Une autre possibilité est que certaines protéines présentes dans la salive des moustiques – ou dans les réactions allergiques humaines à la salive des moustiques, les histamines qui provoquent des démangeaisons – avertissent les parasites du paludisme de sortir de leur cachette.

Certaines études suggèrent que les moustiques préfèrent piquer les personnes qui ont déjà le paludisme. Les parasites peuvent en quelque sorte rendre ces personnes plus savoureuses. On sait que les chiens peuvent être formés pour détecter les personnes atteintes de paludisme, même en sentant les chaussettes portées par les enfants infectés.

L’idée que les moustiques eux-mêmes sont l’alarme du réveil des parasites n’est pas impensable, ont déclaré les experts, car les parasites présentent un génie darwinien pour la survie. Mais il n’y a pas encore de preuve.
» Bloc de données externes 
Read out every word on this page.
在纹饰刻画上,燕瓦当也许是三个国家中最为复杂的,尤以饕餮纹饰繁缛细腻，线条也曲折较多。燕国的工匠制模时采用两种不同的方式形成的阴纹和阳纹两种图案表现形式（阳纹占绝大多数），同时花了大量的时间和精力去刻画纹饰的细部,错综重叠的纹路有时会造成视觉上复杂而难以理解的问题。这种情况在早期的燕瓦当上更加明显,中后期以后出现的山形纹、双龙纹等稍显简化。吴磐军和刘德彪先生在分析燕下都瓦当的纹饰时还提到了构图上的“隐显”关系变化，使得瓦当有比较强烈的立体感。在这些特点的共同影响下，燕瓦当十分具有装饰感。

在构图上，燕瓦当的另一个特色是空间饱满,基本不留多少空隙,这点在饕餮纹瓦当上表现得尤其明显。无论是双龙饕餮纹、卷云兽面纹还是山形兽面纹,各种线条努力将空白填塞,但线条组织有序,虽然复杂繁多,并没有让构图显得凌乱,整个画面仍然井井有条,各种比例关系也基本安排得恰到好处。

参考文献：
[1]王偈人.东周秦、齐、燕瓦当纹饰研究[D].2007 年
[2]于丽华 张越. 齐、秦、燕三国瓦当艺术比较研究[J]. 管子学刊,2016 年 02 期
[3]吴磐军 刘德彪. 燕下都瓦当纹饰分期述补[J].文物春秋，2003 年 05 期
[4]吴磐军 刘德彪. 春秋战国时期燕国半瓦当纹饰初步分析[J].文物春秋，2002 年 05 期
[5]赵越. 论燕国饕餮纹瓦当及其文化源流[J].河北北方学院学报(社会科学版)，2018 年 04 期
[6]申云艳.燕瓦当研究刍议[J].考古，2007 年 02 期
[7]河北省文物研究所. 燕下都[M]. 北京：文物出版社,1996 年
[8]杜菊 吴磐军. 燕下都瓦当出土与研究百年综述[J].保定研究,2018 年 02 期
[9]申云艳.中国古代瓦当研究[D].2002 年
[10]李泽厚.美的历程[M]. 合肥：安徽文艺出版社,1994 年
«Nous ne savons pas encore», a déclaré le Portugal. « Mais j’ai hâte de mieux comprendre tout cela. »

L’interdépendance tenace de l’hôte et du parasite, a déclaré Volkman, lui a rappelé le poème «A New Year Greeting», de WH Auden. Dans celui-ci, le poète accueille les levures et les bactéries prédatrices sur sa peau, mais les avertit qu’elles pourraient être brûlées à mort dans Le Grand Déluge quand il se baigne. Leur destin ultime se terminera par le sien, note-t-il: «un jour d’apocalypse, quand mon manteau devient soudainement trop froid, trop rance, pour vous, appétissant pour des prédateurs plus féroces.